Дантов клуб — страница 44 из 83

Там сзади дьявол с яростью во взорах.


Покинув Центральный участок и направляясь в конке к дому, Николас Рей изо всех сил старался не задремать. Лишь теперь дал о себе знать явный недостаток ночного сна, хотя по приказу мэра Линкольна Рей оказался едва ли не прикован к своему рабочему столу несмотря на то, что имел не так уж много занятий. Куртц подобрал себе нового возничего — совсем зеленого патрульного из Уотертауна. Стоило легкой дреме все ж прорваться сквозь резкие рывки вагона, неизвестный бес тут же принялся шептать Рею в ухо:

— can'tdieasIam here[68], — даже сквозь сон Рей понимал, что слово here не было частью головоломки, оставленной ему на месте кончины Элиши Тальбота. Ican'tdieasI'm. Разбудили его двое мужчин, которые, держась за вагонные ремни, завели спор насчет права голоса для женщин, и тут пришло вялое решение и осмысление: привидевшаяся патрульному бесовская фигура обладала лицом самоубийцы с Центрального участка, хоть и превосходила его в три, а то и четыре раза. Вскоре звякнул колокольчик, и кондуктор прокричал:

— Гора Оберн! Гора Оберн!


Дождавшись, когда отец уйдет на заседание Дантова клуба, восемнадцатилетняя Мэйбл Лоуэлл остановилась у французского письменного стола красного дерева, пониженного в звании до бумажного склада, ибо отец предпочитал писать на старой картонке, пристроив ее на углу кресла.

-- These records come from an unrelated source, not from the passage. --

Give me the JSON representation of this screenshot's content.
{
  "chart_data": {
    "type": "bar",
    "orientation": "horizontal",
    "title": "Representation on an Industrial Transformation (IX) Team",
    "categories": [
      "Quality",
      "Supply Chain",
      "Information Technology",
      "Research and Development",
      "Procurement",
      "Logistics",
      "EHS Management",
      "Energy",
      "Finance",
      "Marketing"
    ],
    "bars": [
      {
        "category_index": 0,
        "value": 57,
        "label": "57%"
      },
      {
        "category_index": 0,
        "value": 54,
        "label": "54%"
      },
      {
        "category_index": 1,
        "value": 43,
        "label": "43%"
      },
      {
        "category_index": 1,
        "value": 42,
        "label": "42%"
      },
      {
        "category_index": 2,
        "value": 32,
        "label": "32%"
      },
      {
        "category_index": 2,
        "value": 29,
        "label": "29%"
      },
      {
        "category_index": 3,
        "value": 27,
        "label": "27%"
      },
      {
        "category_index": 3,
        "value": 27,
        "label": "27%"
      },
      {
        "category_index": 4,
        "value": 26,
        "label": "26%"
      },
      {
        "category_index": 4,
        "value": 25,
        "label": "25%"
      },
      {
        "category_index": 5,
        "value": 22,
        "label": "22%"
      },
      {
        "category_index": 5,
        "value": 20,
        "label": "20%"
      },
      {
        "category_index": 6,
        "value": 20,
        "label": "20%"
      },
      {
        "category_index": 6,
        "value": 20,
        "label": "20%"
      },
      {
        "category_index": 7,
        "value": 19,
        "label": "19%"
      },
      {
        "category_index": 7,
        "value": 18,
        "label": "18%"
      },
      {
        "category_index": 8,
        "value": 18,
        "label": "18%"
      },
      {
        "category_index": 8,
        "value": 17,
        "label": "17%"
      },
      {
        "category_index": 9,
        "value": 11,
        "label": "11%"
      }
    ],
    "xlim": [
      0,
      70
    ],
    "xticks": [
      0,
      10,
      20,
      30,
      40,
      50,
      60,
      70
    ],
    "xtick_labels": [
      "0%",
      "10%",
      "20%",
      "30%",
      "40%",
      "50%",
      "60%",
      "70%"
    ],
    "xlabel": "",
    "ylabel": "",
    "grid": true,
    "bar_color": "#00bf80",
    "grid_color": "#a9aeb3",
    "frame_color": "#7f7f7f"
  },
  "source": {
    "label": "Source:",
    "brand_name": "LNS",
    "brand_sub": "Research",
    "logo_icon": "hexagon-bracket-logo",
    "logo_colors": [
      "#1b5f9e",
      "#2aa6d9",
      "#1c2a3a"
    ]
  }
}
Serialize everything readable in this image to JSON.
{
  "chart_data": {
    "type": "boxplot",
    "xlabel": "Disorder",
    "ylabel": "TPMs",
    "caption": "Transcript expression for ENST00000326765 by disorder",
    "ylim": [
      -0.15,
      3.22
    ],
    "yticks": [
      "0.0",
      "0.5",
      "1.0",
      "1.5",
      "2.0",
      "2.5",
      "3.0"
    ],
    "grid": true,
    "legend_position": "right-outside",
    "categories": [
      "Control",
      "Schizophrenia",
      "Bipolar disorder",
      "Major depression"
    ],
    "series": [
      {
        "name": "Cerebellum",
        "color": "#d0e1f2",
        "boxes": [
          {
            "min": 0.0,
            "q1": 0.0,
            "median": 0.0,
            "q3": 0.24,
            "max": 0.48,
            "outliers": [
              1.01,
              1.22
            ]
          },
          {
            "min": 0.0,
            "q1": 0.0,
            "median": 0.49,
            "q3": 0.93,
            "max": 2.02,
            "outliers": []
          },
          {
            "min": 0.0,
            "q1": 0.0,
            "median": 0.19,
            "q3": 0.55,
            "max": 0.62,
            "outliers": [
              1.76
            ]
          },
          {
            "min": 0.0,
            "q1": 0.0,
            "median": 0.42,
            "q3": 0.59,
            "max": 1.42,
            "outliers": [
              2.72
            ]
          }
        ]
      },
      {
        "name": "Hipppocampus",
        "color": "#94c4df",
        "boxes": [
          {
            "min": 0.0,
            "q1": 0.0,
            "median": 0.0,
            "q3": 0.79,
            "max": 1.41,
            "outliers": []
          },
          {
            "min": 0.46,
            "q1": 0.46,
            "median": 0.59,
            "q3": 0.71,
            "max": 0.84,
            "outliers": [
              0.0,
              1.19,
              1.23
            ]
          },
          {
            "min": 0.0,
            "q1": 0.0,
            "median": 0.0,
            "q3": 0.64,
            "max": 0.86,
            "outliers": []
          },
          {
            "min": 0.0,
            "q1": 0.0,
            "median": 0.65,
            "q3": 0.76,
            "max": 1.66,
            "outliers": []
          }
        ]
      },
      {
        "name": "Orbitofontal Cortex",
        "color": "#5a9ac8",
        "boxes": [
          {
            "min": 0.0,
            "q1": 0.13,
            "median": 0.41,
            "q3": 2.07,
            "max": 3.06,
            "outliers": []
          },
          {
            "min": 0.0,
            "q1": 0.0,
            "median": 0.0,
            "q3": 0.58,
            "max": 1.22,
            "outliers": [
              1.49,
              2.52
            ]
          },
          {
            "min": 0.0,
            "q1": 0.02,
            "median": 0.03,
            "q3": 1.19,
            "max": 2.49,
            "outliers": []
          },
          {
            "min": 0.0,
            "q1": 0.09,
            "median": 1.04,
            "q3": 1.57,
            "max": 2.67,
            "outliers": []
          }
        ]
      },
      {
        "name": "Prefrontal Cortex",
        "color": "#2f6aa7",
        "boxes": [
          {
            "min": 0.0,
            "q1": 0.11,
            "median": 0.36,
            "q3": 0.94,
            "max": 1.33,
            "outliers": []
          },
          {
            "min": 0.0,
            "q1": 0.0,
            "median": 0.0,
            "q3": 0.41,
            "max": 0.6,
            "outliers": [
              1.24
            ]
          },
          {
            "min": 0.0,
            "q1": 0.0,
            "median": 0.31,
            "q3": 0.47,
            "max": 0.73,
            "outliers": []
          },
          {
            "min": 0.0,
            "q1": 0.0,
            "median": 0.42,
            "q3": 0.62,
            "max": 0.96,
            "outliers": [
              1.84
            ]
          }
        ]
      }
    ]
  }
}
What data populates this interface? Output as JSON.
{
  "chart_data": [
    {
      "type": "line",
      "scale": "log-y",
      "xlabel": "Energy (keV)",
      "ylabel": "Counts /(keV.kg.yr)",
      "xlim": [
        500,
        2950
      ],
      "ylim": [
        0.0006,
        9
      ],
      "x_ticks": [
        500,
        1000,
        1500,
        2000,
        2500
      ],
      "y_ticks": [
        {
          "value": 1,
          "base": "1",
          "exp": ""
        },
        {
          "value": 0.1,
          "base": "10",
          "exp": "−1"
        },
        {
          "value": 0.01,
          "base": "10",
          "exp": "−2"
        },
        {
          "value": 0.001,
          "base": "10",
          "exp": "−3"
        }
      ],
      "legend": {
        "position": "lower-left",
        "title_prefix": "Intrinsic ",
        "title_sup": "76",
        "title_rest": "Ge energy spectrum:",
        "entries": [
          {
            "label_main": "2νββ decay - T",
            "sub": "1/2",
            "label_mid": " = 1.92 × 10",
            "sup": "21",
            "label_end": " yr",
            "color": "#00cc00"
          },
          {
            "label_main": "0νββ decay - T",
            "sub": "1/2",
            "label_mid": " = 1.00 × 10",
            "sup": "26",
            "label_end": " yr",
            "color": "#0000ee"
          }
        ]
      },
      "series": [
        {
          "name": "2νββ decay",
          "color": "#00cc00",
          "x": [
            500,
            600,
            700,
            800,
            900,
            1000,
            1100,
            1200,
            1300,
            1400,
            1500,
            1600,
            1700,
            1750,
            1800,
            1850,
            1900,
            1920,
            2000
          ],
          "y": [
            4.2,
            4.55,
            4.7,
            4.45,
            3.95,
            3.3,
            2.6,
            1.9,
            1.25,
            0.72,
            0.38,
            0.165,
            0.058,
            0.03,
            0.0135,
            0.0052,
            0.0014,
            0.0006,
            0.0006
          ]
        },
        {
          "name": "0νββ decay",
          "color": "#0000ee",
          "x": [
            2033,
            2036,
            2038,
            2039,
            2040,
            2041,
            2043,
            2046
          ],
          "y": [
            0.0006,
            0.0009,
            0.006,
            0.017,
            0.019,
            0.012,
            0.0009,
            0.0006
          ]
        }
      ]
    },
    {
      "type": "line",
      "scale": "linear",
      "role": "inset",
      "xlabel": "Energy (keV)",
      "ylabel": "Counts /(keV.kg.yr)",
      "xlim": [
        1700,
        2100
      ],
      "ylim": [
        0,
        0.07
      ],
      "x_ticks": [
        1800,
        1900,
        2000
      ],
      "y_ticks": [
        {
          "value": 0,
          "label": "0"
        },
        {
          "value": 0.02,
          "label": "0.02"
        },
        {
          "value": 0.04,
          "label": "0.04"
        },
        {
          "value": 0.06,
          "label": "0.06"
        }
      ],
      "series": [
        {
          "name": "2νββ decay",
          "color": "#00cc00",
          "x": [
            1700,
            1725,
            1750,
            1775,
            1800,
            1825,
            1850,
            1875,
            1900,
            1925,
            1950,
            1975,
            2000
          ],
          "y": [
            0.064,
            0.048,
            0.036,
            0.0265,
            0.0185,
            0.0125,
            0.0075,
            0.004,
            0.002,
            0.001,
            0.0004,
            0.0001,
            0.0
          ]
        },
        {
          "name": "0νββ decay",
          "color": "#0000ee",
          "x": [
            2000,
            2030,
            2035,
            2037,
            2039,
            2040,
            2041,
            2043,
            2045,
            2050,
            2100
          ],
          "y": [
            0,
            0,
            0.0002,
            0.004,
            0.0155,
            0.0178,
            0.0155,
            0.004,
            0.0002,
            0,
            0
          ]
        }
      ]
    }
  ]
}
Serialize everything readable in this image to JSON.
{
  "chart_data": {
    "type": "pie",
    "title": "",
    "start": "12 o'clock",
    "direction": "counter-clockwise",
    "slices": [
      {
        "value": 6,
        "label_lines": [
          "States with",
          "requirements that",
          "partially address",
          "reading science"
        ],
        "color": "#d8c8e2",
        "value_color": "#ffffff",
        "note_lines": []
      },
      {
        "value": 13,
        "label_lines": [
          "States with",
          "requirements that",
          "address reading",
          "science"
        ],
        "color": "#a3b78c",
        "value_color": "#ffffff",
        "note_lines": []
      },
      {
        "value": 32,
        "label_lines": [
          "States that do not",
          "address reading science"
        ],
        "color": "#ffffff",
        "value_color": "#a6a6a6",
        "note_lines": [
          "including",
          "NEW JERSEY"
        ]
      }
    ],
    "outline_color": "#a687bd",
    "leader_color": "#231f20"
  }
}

В Элмвуде Мэйбл скучала — в особенности когда отец бывал не в духе. Ей не интересно было кокетничать с гарвардскими мальчишками либо сидеть в швейном кружке младшей Амелии Холмс, болтая о том, кого бы они в свой кружок приняли, а кого нет (речь не шла об иноземных девочках — эти отвергались без обсуждения): можно подумать, весь цивилизованный мир только и мечтал вступить в их клуб белошвеек. Мэйбл хотела читать книги и путешествовать по свету, дабы поглядеть на жизнь, о которой прочла перед тем в книгах — сочиненных как отцом, так и некими другими провидцами.

Отцовские бумаги располагались в столь привычном беспорядке, что требовали по отношению к себе особой деликатности, дабы, опрокинувшись все сразу, эти громоздкие стопки не перепутались еще более. Мэйбл находила там исписанные огрызки перьев и множество доведенных до середины стихов с раздраженными чернильными кляксами и росчерками как раз там, где ей хотелось продолжения. Отец то и дело повторял, чтобы она не вздумала сочинять стихов, ибо в большинстве те оказываются плохи, а тем, что хороши, слишком часто недостает завершенности — совсем как красивым людям.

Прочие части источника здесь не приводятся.